Do not confuse a lack of precision or a lack of completeness with a lack of meaning. There are no grounds for requiring language (which has rather organic origins after all) to be precise. Instead, we should look at language itself, like how we look at natural phenomena, and observe if it is precise.
There are two essentially complementary abilities. I use complementary in the sense that they are almost conjugate variables of each other (in so far as that concept makes sense in this context), that of knowing when a hypothesis is wrong, and being able to convince someone a hypothesis is correct.
The latter skill is necessary to get a paper published, to get a research program funded, to achieve "success" in a scientific career. The former is much more important in the day-to-day work of a scientist.
With "enough" data, it becomes obvious which hypotheses are wrong and which ones are correct. The amount of data may not be actually realizable, but in principle with "enough", there would be no doubt.
The skill of a scientist is measured by how much data he/she needs to make those determinations correctly.
At one extreme you have people who can convince others (or themselves) with zero data (or fraudulent data), and on the other hand are those who can make reject incorrect hypotheses with little or no data. For example Einstein formulated his theory of the photoelectric effect, and Millikan spent 10+ years trying to prove it was wrong, collecting ever more data that fit it better and better. Einstein was able to reject the "light is a wave" and the "luminiferous aether" hypothesis whereas Millikan was not, even when Milliken's own data was the best "proof" of the photoelectric effect.
Problems in science occur when some of the paradigms are wrong. Thomas Kuhn's work is extremely important in this, and quibbling about what a paradigm is and isn't doesn't take away from it.
Unfortunately for Millikan, he was too good at convincing himself that "light is a wave".

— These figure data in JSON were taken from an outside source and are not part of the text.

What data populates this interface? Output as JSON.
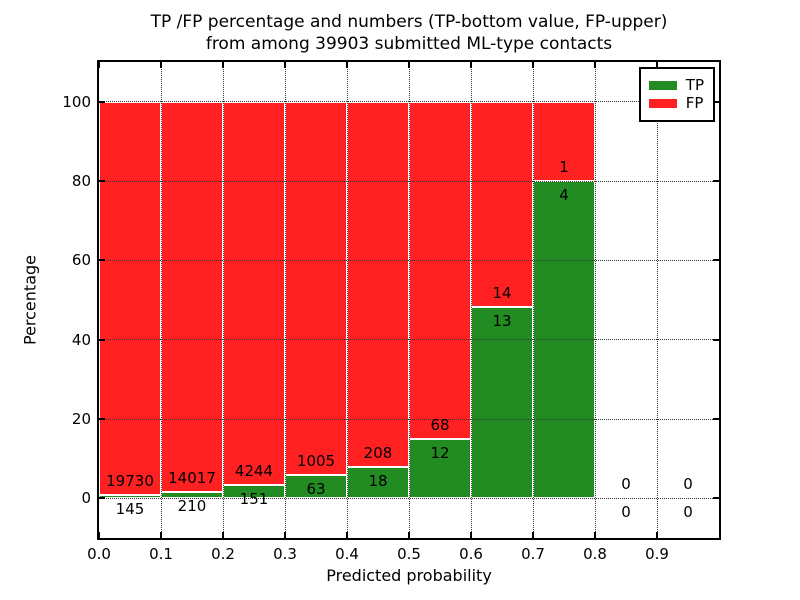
{
  "title": {
    "line1": "TP /FP percentage and numbers (TP-bottom value, FP-upper)",
    "line2": "from among 39903 submitted ML-type contacts"
  },
  "chart_data": {
    "type": "bar",
    "stacked": true,
    "normalized_to_percent": true,
    "title": "TP /FP percentage and numbers (TP-bottom value, FP-upper) from among 39903 submitted ML-type contacts",
    "xlabel": "Predicted probability",
    "ylabel": "Percentage",
    "total_contacts": 39903,
    "xlim": [
      0.0,
      1.0
    ],
    "ylim": [
      -10,
      110
    ],
    "bin_width": 0.1,
    "bin_starts": [
      0.0,
      0.1,
      0.2,
      0.3,
      0.4,
      0.5,
      0.6,
      0.7,
      0.8,
      0.9
    ],
    "x_tick_labels": [
      "0.0",
      "0.1",
      "0.2",
      "0.3",
      "0.4",
      "0.5",
      "0.6",
      "0.7",
      "0.8",
      "0.9"
    ],
    "y_ticks": [
      0,
      20,
      40,
      60,
      80,
      100
    ],
    "grid": "dotted",
    "legend_position": "upper right",
    "series": [
      {
        "name": "TP",
        "color": "#228b22",
        "counts": [
          145,
          210,
          151,
          63,
          18,
          12,
          13,
          4,
          0,
          0
        ]
      },
      {
        "name": "FP",
        "color": "#ff2121",
        "counts": [
          19730,
          14017,
          4244,
          1005,
          208,
          68,
          14,
          1,
          0,
          0
        ]
      }
    ],
    "tp_percent": [
      0.73,
      1.48,
      3.44,
      5.9,
      7.96,
      15.0,
      48.15,
      80.0,
      0.0,
      0.0
    ],
    "annotation_rule": "TP count printed below segment boundary, FP count printed above segment boundary",
    "colors": {
      "grid": "#333333",
      "frame": "#000000",
      "background": "#ffffff"
    }
  }
}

In essence, that is the problem with superstition. People have convinced themselves and others that certain things are "true", in the complete absence of data, or even with abundant data that directly contradicts their belief (for example young Earth creationism).
I think the "convincing others of the hypothesis" is fundamentally a human social need/ability, where the "rejecting a wrong hypothesis" is the fundamental characteristic of a "scientist".
I think these two characteristics are quite fundamental in the structure and function of a person's brain, and are not things that can be "learned" in the common sense of learning things. You have to be able to modify the paradigms of your own thinking processes, and not everyone can do that, or can choose the paradigms that lead to this.
People could only be mistaken in calling a set of things by a particular name if that name had a pre-existing definition attached to it. If not, we can construct whatever set we like with whatever elements we like.
So I can say that philosophy is a science and the only thing that makes me wrong is that people don't agree with me? If so, how many people have to agree with me for philosophy to be a science?